The mitotic spindle checkpoint. In response to kinetochores that have not achieved biorientation, this checkpoint blocks the activation of APC/C, preventing chromosome segregation and mitotic exit.

The two-state Mad2 model. (A) Mad2 binds to Mad1 and adopts the N2' conformation. Upon checkpoint activation, the Mad1–Mad2 complex is recruited to the unattached kinetochores. Another copy of N1–Mad2 is recruited to Mad1, mainly through its binding to N2'–Mad2, and is then converted to N2–Mad2. N2–Mad2 is either directly passed on to Cdc20 from Mad1 or dissociates from Mad1 to form a transient dimeric intermediate that then binds to Cdc20. Because Mad1 exists as a homodimer, three pathways can be envisioned for the transfer of N2–Mad2 from Mad1 to Cdc20: (I) the two loosely bound N2–Mad2 molecules dissociate from Mad1 as a unit; (II) one tightly bound N2'–Mad2 and one loosely bound N2–Mad2 dissociate as a unit; (III) the two tightly bound N2'–Mad2 molecules dissociate as a unit.
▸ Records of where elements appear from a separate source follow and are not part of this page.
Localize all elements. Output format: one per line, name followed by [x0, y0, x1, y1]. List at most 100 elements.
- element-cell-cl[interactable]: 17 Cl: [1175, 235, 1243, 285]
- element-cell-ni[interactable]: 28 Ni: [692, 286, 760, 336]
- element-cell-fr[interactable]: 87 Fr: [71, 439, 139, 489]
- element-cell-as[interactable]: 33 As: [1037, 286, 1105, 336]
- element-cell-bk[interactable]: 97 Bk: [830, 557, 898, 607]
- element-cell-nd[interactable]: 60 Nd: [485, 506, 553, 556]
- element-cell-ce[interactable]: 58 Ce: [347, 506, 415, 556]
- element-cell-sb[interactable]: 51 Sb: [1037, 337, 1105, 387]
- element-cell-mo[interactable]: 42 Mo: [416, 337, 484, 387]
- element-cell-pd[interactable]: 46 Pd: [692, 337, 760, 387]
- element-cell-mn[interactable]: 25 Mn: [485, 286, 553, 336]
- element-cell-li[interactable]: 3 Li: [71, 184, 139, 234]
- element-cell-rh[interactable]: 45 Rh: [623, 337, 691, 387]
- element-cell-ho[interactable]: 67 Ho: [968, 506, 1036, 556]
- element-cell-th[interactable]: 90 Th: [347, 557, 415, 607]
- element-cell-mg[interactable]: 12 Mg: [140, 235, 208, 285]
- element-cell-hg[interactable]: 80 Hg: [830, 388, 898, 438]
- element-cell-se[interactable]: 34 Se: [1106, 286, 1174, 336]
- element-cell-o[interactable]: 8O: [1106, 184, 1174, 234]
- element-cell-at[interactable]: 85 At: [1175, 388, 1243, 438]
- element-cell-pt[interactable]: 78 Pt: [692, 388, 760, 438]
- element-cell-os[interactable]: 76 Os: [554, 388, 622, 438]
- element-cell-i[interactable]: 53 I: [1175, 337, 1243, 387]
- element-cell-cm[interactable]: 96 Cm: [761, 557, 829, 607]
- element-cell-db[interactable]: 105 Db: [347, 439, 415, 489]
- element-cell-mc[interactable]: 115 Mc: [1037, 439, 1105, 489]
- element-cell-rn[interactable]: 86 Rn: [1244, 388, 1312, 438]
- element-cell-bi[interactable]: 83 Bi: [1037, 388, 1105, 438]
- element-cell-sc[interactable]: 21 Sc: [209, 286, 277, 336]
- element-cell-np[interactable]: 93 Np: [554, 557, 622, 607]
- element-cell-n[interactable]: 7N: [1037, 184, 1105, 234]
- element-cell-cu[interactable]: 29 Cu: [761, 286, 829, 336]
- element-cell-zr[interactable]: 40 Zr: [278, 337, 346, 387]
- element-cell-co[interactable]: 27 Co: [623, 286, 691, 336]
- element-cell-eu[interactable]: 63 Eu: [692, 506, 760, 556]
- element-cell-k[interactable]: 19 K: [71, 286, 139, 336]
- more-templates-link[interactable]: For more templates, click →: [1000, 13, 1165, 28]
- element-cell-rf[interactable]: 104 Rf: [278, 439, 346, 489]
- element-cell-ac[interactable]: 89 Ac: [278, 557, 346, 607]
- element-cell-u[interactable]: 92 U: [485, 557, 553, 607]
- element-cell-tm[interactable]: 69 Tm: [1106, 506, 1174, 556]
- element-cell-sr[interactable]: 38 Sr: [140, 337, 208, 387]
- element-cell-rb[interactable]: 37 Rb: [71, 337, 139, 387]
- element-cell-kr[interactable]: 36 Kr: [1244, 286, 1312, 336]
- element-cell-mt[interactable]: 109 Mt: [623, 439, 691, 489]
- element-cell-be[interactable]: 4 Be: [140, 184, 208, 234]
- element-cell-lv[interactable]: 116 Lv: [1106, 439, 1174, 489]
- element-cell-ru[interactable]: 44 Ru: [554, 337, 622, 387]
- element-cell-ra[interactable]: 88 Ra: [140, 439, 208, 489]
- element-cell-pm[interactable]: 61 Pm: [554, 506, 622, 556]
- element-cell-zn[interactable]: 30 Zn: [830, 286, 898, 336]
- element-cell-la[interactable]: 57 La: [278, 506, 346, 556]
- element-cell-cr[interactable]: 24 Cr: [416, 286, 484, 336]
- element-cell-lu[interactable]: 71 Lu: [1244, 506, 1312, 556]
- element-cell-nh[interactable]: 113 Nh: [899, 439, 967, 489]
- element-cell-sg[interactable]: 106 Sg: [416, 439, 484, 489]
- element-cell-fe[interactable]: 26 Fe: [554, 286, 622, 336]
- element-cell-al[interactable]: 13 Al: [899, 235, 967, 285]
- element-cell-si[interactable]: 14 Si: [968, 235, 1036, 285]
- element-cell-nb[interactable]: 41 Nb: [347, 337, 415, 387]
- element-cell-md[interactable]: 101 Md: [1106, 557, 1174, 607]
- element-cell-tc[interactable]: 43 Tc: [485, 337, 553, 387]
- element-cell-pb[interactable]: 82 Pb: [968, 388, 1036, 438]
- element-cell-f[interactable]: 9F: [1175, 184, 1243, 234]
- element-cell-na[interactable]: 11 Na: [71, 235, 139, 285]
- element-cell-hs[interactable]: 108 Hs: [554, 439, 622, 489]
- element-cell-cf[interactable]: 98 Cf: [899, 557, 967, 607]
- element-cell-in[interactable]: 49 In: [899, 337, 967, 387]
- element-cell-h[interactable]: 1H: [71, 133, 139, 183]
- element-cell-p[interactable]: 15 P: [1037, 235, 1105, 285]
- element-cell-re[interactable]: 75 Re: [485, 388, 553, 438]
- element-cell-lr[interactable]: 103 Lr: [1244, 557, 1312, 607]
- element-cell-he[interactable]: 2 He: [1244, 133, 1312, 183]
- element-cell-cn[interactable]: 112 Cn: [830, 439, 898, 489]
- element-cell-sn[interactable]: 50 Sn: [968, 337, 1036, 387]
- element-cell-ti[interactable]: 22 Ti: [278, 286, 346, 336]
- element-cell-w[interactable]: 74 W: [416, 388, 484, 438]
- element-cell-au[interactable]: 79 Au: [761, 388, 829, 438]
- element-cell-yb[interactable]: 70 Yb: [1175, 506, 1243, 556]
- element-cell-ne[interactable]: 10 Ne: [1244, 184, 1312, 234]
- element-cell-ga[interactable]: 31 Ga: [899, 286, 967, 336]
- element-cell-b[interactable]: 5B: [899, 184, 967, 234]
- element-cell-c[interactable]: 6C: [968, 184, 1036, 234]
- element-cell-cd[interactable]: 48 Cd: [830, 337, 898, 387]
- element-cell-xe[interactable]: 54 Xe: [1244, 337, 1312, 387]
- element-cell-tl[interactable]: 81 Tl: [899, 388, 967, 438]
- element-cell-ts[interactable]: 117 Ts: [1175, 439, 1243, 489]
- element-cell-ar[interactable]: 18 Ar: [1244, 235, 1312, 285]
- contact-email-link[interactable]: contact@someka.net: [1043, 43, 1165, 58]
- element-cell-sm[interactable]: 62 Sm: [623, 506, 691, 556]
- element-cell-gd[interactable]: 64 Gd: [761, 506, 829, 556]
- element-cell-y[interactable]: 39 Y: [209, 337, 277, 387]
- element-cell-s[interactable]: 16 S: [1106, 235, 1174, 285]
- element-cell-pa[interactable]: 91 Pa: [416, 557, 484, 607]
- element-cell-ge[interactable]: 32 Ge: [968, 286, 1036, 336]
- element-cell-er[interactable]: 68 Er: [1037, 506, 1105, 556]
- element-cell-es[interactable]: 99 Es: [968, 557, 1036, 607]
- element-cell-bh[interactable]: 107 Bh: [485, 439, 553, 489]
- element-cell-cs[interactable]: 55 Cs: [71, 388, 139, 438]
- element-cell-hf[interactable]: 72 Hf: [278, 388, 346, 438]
Pathways I and III require the dimerization of Mad1. Pathway III is equivalent to the so-called “exchange” model (De Antoni et al., 2005). Only pathway I is consistent with FRAP studies in Ptk cells. (B) Upon microtubule attachment, the Mad1–Mad2 complex is depleted from kinetochores. Binding of p31^comet prevents further Mad2 turnover on Mad1 and neutralizes the inhibitory activity of Cdc20-bound Mad2, leading to activation of APC/C, degradation of securin and cyclin B, and exit from mitosis.
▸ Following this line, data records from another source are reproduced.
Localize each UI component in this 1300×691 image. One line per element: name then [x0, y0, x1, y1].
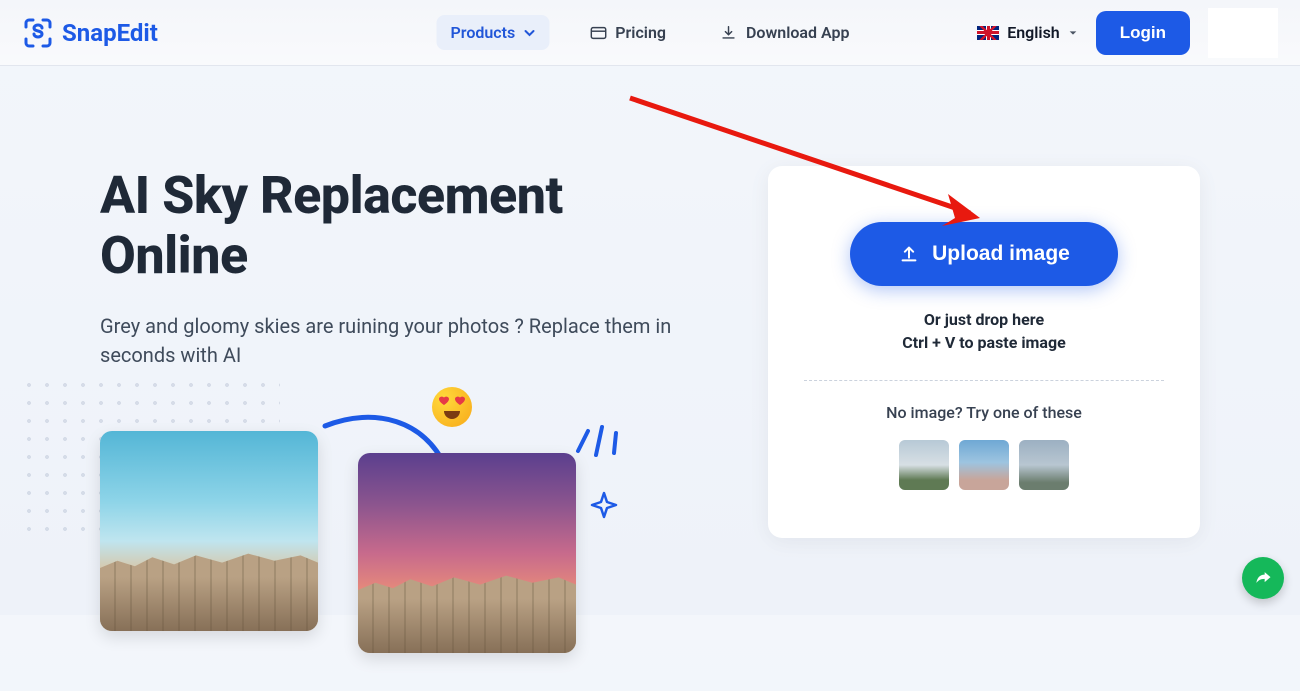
before-image [100, 431, 318, 631]
before-after-illustration [100, 431, 740, 691]
language-label: English [1007, 23, 1060, 42]
header-placeholder [1208, 8, 1278, 58]
hero-section: AI Sky Replacement Online Grey and gloom… [0, 66, 1300, 538]
spark-lines-icon [570, 409, 630, 459]
brand-logo[interactable]: SnapEdit [22, 17, 158, 49]
chevron-down-icon [1068, 28, 1078, 38]
main-nav: Products Pricing Download App [437, 15, 864, 50]
header-right: English Login [977, 8, 1278, 58]
upload-icon [898, 243, 920, 265]
nav-download[interactable]: Download App [706, 15, 864, 50]
nav-products[interactable]: Products [437, 15, 550, 50]
card-icon [589, 24, 607, 42]
sample-images-label: No image? Try one of these [804, 403, 1164, 422]
hero-left: AI Sky Replacement Online Grey and gloom… [100, 166, 708, 538]
nav-pricing[interactable]: Pricing [575, 15, 680, 50]
share-arrow-icon [1253, 568, 1273, 588]
sparkle-icon [590, 491, 618, 519]
upload-image-button[interactable]: Upload image [850, 222, 1118, 286]
download-icon [720, 24, 738, 42]
language-selector[interactable]: English [977, 23, 1078, 42]
header: SnapEdit Products Pricing Download App E… [0, 0, 1300, 66]
divider [804, 380, 1164, 381]
share-fab[interactable] [1242, 557, 1284, 599]
brand-name: SnapEdit [62, 19, 158, 47]
sample-thumbnails [804, 440, 1164, 490]
sample-thumb-2[interactable] [959, 440, 1009, 490]
paste-hint: Ctrl + V to paste image [804, 333, 1164, 352]
nav-pricing-label: Pricing [615, 23, 666, 42]
upload-card: Upload image Or just drop here Ctrl + V … [768, 166, 1200, 538]
drop-hint: Or just drop here [804, 310, 1164, 329]
sample-thumb-1[interactable] [899, 440, 949, 490]
nav-products-label: Products [451, 23, 516, 42]
after-image [358, 453, 576, 653]
page-description: Grey and gloomy skies are ruining your p… [100, 312, 708, 370]
page-title: AI Sky Replacement Online [100, 166, 708, 286]
heart-eyes-emoji-icon [432, 387, 472, 427]
chevron-down-icon [523, 27, 535, 39]
login-button[interactable]: Login [1096, 11, 1190, 55]
nav-download-label: Download App [746, 23, 850, 42]
logo-icon [22, 17, 54, 49]
upload-button-label: Upload image [932, 242, 1070, 266]
flag-uk-icon [977, 26, 999, 40]
sample-thumb-3[interactable] [1019, 440, 1069, 490]
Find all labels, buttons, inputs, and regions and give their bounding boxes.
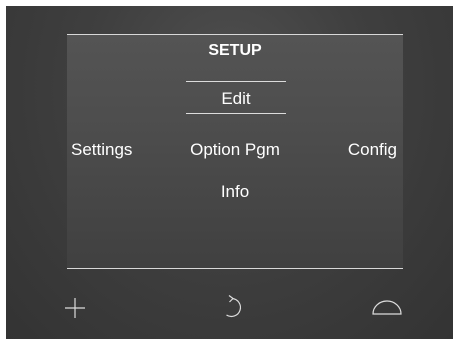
control-panel: SETUP Edit Settings Option Pgm Config In…	[6, 6, 453, 339]
dome-icon	[372, 300, 402, 315]
display-screen: SETUP Edit Settings Option Pgm Config In…	[67, 34, 403, 269]
dome-button[interactable]	[367, 289, 407, 325]
menu-item-info[interactable]: Info	[67, 182, 403, 202]
menu-item-config[interactable]: Config	[348, 140, 397, 160]
plus-button[interactable]	[55, 289, 95, 325]
menu-title: SETUP	[208, 42, 262, 59]
rotate-back-icon	[226, 295, 242, 318]
back-button[interactable]	[213, 289, 253, 325]
plus-icon	[65, 298, 85, 318]
selection-top-line	[186, 81, 286, 82]
menu-item-edit[interactable]: Edit	[186, 89, 286, 109]
selection-bottom-line	[186, 113, 286, 114]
The multiple conformations of Mad2. Ribbon drawings of the structures of N1–Mad2, N2–Mad2^R133A, and Mad2 bound to the Mad2- binding motifs of Cdc20 or Mad1 (N2'–Mad2); the corresponding structural elements that undergo large conformational changes are colored orange or yellow. The structure of the wild-type dimeric Mad2 is unknown, but it is very likely a homodimer with each monomer resembling the conformation of N2–Mad2^R133A. Because the R133A mutation disrupts Mad2 dimerization, the αC helix is likely a part of the dimerization interface. As pointed out by Sironi et al. (2002), the COOH-terminal region (orange and yellow) in N2'–Mad2 topologically traps its ligands (MBP1, Cdc20, or Mad1) in a manner analogous to the seat belt of an automobile. For this reason, they referred to N2– and N2'–Mad2 as closed Mad2 (C-Mad2) and N1–Mad2 as open Mad2 (O-Mad2; De Antoni et al., 2005). However, it is somewhat misleading to name N1–Mad2 open Mad2 simply because strand β9 of the “seat belt” in N2– and N2'–Mad2 is absent in N1–Mad2 (a large portion of β9 in N2–Mad2 corresponds to the COOH-terminal tail in N1–Mad2) and because strands β7 and β8 in N1–Mad2 occupy its ligand-binding site.

The Mad2 template model. The symbols used are the same as in Fig. 3. In this model, N2'–Mad2 bound to Mad1 recruits N1–Mad2, which is passed on to Cdc20. The Cdc20-bound N2'–Mad2 recruits another N1–Mad2. In this way, the N2'–Mad2–Cdc20 can self-propagate away from the kinetochores.